Here's a little code I worked up to do it.

```
Private Sub Form_Load()
Dim x As Integer, n As Integer, bool As Boolean
For n = 4 To 10000
    x = n
    Do
        If x = 2 Or x = 3 Or x = 5 Then
            bool = True
            Exit Do
        End If
        If x  2 = x / 2 Then
            x = x / 2
        Else
            x = (x + 1) / 2
            If x  2 = x / 2 Then
                bool = False
                Exit Do
            End If
        End If
    Loop
    Text2.text = Text2.text + CStr(n) + " " + CStr(bool) + vbNewLine
Next
End Sub
```
http://www.freemmorpgmaker.com/files/imagehost/pics/ea7594f48c9c47ed32abba75d813da0f.txt

Text file of first 5563 (Textbox overloaded after that. xD)

As for why this works, it has been proven that the sum of the angles of an n-gon is (n - 2) * 180\. Since a triangle is 180 degrees, you would therefore have (n - 2) triangles within a given shape.

To prove the number of diagonals is simple.

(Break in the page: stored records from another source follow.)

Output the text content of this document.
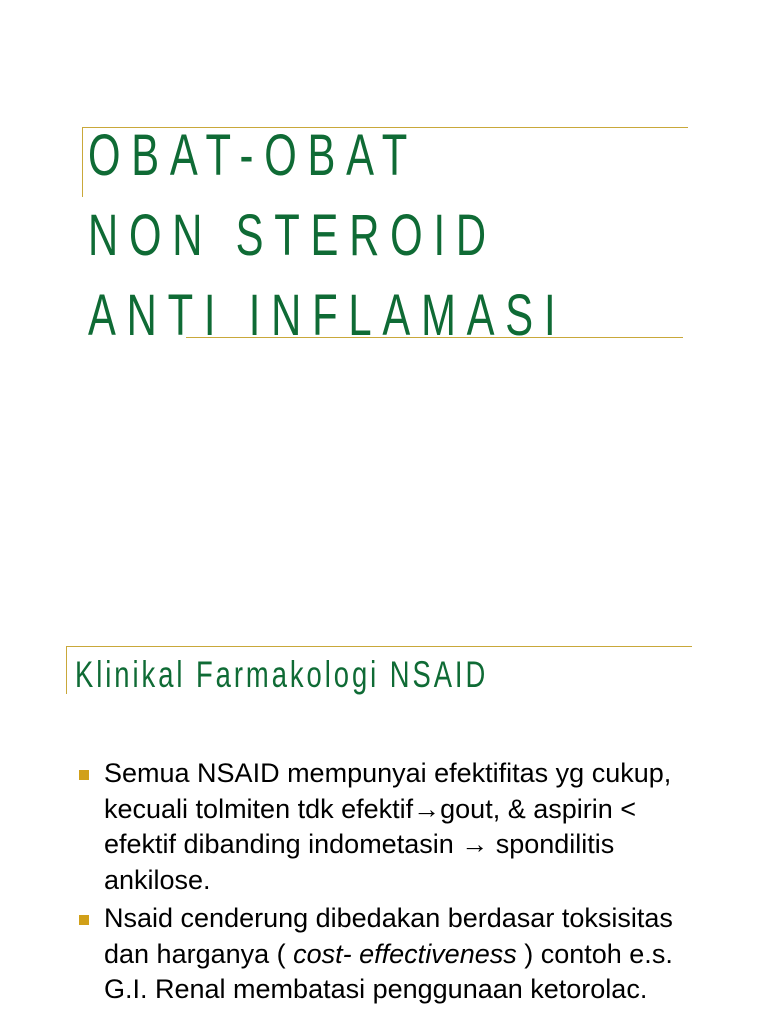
OBAT-OBAT
NON STEROID
ANTI INFLAMASI
Klinikal Farmakologi NSAID
Semua NSAID mempunyai efektifitas yg cukup, kecuali tolmiten tdk efektif→gout, & aspirin < efektif dibanding indometasin → spondilitis ankilose.
Nsaid cenderung dibedakan berdasar toksisitas dan harganya ( cost- effectiveness ) contoh e.s. G.I. Renal membatasi penggunaan ketorolac.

When you create a diagonal in the optimal way, you are skipping one vertex. What this leaves is an isosceles triangle, of course. That triangle's legs are the sides of the n-gon. The triangle's base, though, is on the interior. There's one less base than sides used forming the triangle, so you effectively get a new interior shape with (n - 1) sides. A triangle has 3 sides and no non-adjacent vertices. Therefore, 3 is the last value you can have. You effectively subtract 1 x times until you get to 3.

```
n - (1 * x) = 3
```
Reorganizing the equation, you get this:

```
n - 3 = 1 * x
n - 3 = x

```
X, the number of diagonals, must therefore be (n - 3).